Thai AirAsia X looking for new investors

Additional funding secured for TAA

Thai AirAsia X's A330-300 jet taking off from Don Mueang airport.
Thai AirAsia X's A330-300 jet taking off from Don Mueang airport.

Thai AirAsia X needs a major restructuring and new investors to prep the airline to resume international routes next year, after Thai AirAsia (TAA) already secured additional funding for the carrier last week.

Thai AirAsia X, a long-haul, low-cost carrier under the AirAsia group, has been grounded for almost two years since the pandemic emerged in 2020. The 11-aircraft fleet was reduced to seven earlier this year, said Tassapon Bijleveld, executive chairman of SET-listed Asia Aviation (AAV), the majority shareholder in TAA.

Mr Tassapon, also a shareholder in Thai AirAsia X, said the airline had to switch its wide-body Airbus A330 jets to cargo service to stem financial losses. Thai AirAsia X requires additional liquidity to prepare for passenger flights, which are expected to resume next year, he said.

Tourists have started asking when international flights will resume and the airline responded by launching ticket sales for the Bangkok-Incheon (South Korea) route from April 2022 in the hope that borders will reopen by then, said Mr Tassapon.

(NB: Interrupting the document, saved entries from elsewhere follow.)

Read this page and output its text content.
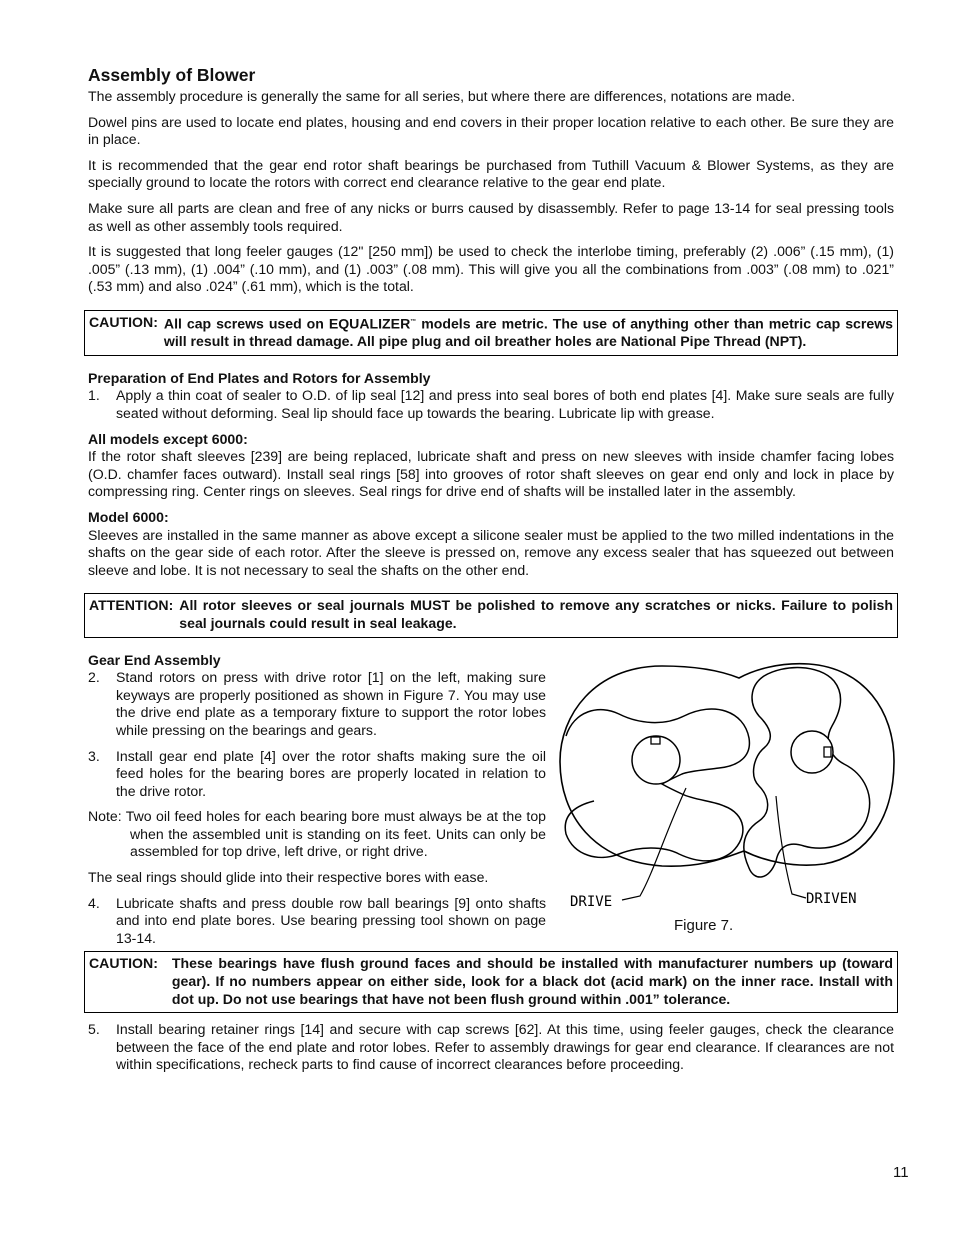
Assembly of Blower

The assembly procedure is generally the same for all series, but where there are differences, notations are made.

Dowel pins are used to locate end plates, housing and end covers in their proper location relative to each other. Be sure they are in place.

It is recommended that the gear end rotor shaft bearings be purchased from Tuthill Vacuum & Blower Systems, as they are specially ground to locate the rotors with correct end clearance relative to the gear end plate.

Make sure all parts are clean and free of any nicks or burrs caused by disassembly. Refer to page 13-14 for seal pressing tools as well as other assembly tools required.

It is suggested that long feeler gauges (12" [250 mm]) be used to check the interlobe timing, preferably (2) .006” (.15 mm), (1) .005” (.13 mm), (1) .004” (.10 mm), and (1) .003” (.08 mm). This will give you all the combinations from .003” (.08 mm) to .021” (.53 mm) and also .024” (.61 mm), which is the total.

CAUTION: All cap screws used on EQUALIZER™ models are metric. The use of anything other than metric cap screws will result in thread damage. All pipe plug and oil breather holes are National Pipe Thread (NPT).
Preparation of End Plates and Rotors for Assembly
1.	Apply a thin coat of sealer to O.D. of lip seal [12] and press into seal bores of both end plates [4]. Make sure seals are fully seated without deforming. Seal lip should face up towards the bearing. Lubricate lip with grease.
All models except 6000:

If the rotor shaft sleeves [239] are being replaced, lubricate shaft and press on new sleeves with inside chamfer facing lobes (O.D. chamfer faces outward). Install seal rings [58] into grooves of rotor shaft sleeves on gear end only and lock in place by compressing ring. Center rings on sleeves. Seal rings for drive end of shafts will be installed later in the assembly.

Model 6000:

Sleeves are installed in the same manner as above except a silicone sealer must be applied to the two milled indentations in the shafts on the gear side of each rotor. After the sleeve is pressed on, remove any excess sealer that has squeezed out between sleeve and lobe. It is not necessary to seal the shafts on the other end.

ATTENTION: All rotor sleeves or seal journals MUST be polished to remove any scratches or nicks. Failure to polish seal journals could result in seal leakage.
Gear End Assembly
2.	Stand rotors on press with drive rotor [1] on the left, making sure keyways are properly positioned as shown in Figure 7. You may use the drive end plate as a temporary fixture to support the rotor lobes while pressing on the bearings and gears.
3.	Install gear end plate [4] over the rotor shafts making sure the oil feed holes for the bearing bores are properly located in relation to the drive rotor.

Note: Two oil feed holes for each bearing bore must always be at the top when the assembled unit is standing on its feet. Units can only be assembled for top drive, left drive, or right drive.

The seal rings should glide into their respective bores with ease.

4.	Lubricate shafts and press double row ball bearings [9] onto shafts and into end plate bores. Use bearing pressing tool shown on page 13-14.
DRIVE	DRIVEN
Figure 7.
CAUTION: These bearings have flush ground faces and should be installed with manufacturer numbers up (toward gear). If no numbers appear on either side, look for a black dot (acid mark) on the inner race. Install with dot up. Do not use bearings that have not been flush ground within .001” tolerance.
5.	Install bearing retainer rings [14] and secure with cap screws [62]. At this time, using feeler gauges, check the clearance between the face of the end plate and rotor lobes. Refer to assembly drawings for gear end clearance. If clearances are not within specifications, recheck parts to find cause of incorrect clearances before proceeding.
11
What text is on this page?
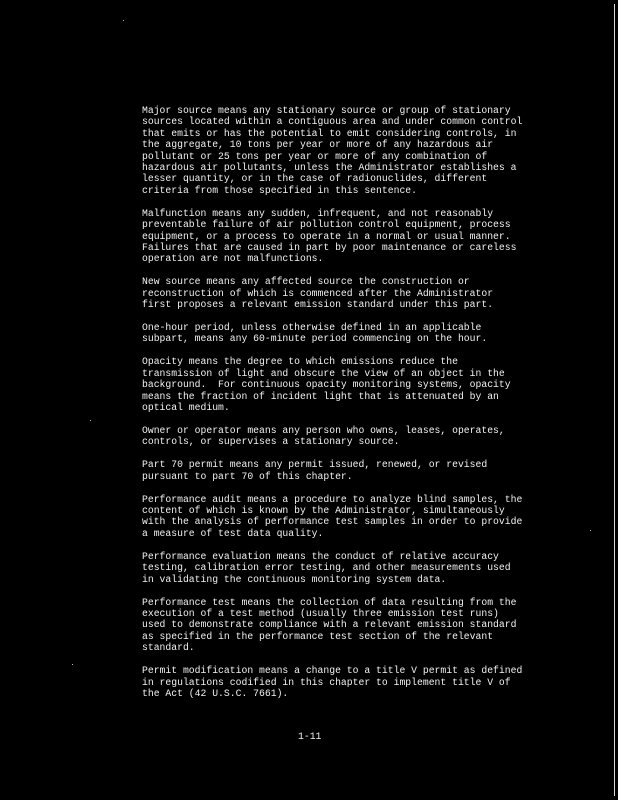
Major source means any stationary source or group of stationary
sources located within a contiguous area and under common control
that emits or has the potential to emit considering controls, in
the aggregate, 10 tons per year or more of any hazardous air
pollutant or 25 tons per year or more of any combination of
hazardous air pollutants, unless the Administrator establishes a
lesser quantity, or in the case of radionuclides, different
criteria from those specified in this sentence.
Malfunction means any sudden, infrequent, and not reasonably
preventable failure of air pollution control equipment, process
equipment, or a process to operate in a normal or usual manner.
Failures that are caused in part by poor maintenance or careless
operation are not malfunctions.
New source means any affected source the construction or
reconstruction of which is commenced after the Administrator
first proposes a relevant emission standard under this part.
One-hour period, unless otherwise defined in an applicable
subpart, means any 60-minute period commencing on the hour.
Opacity means the degree to which emissions reduce the
transmission of light and obscure the view of an object in the
background.  For continuous opacity monitoring systems, opacity
means the fraction of incident light that is attenuated by an
optical medium.
Owner or operator means any person who owns, leases, operates,
controls, or supervises a stationary source.
Part 70 permit means any permit issued, renewed, or revised
pursuant to part 70 of this chapter.
Performance audit means a procedure to analyze blind samples, the
content of which is known by the Administrator, simultaneously
with the analysis of performance test samples in order to provide
a measure of test data quality.
Performance evaluation means the conduct of relative accuracy
testing, calibration error testing, and other measurements used
in validating the continuous monitoring system data.
Performance test means the collection of data resulting from the
execution of a test method (usually three emission test runs)
used to demonstrate compliance with a relevant emission standard
as specified in the performance test section of the relevant
standard.
Permit modification means a change to a title V permit as defined
in regulations codified in this chapter to implement title V of
the Act (42 U.S.C. 7661).
1-11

"Border closures should not be an option to prevent the spread of the Omicron variant as the national economy and cash-strapped tourism sector in particular cannot afford to survive another lockdown," he said.

Mr Tassapon said it has been over two years since the pandemic broke out and the government should learn to live with it by sourcing sufficient immunity, by using vaccines and medicines, for local communities in order to let economic activities run as usual.

He said Thai AirAsia X, which is not yet listed on the stock market, is in negotiations with a few potential investors and will enter the restructuring process by next year.

TAA was given approval by shareholders at a meeting on Nov 26 to commence the restructuring plan, enabling the airline to raise an additional 14 billion baht.

Under the new structure, Mr Tassapon will hold 18% of the shares, down from 40.52% at present, while AirAsia Aviation, the investing company under AirAsia Group Berhad, will hold 40.7%, followed by commercial banks at 5.3% and new individual Thai investors at 5.2%.

However, even though TAA is expected to receive the first allotment of fresh capital by mid-December, the cost-cutting measures have to remain until air travel fully recovers.

On announcing massive layoffs last month, Mr Tassapon said TAA would have to bid farewell to more than 400 employees from its total workforce of 5,000. Some employees decided to join the early retirement programme offered by the firm, he said.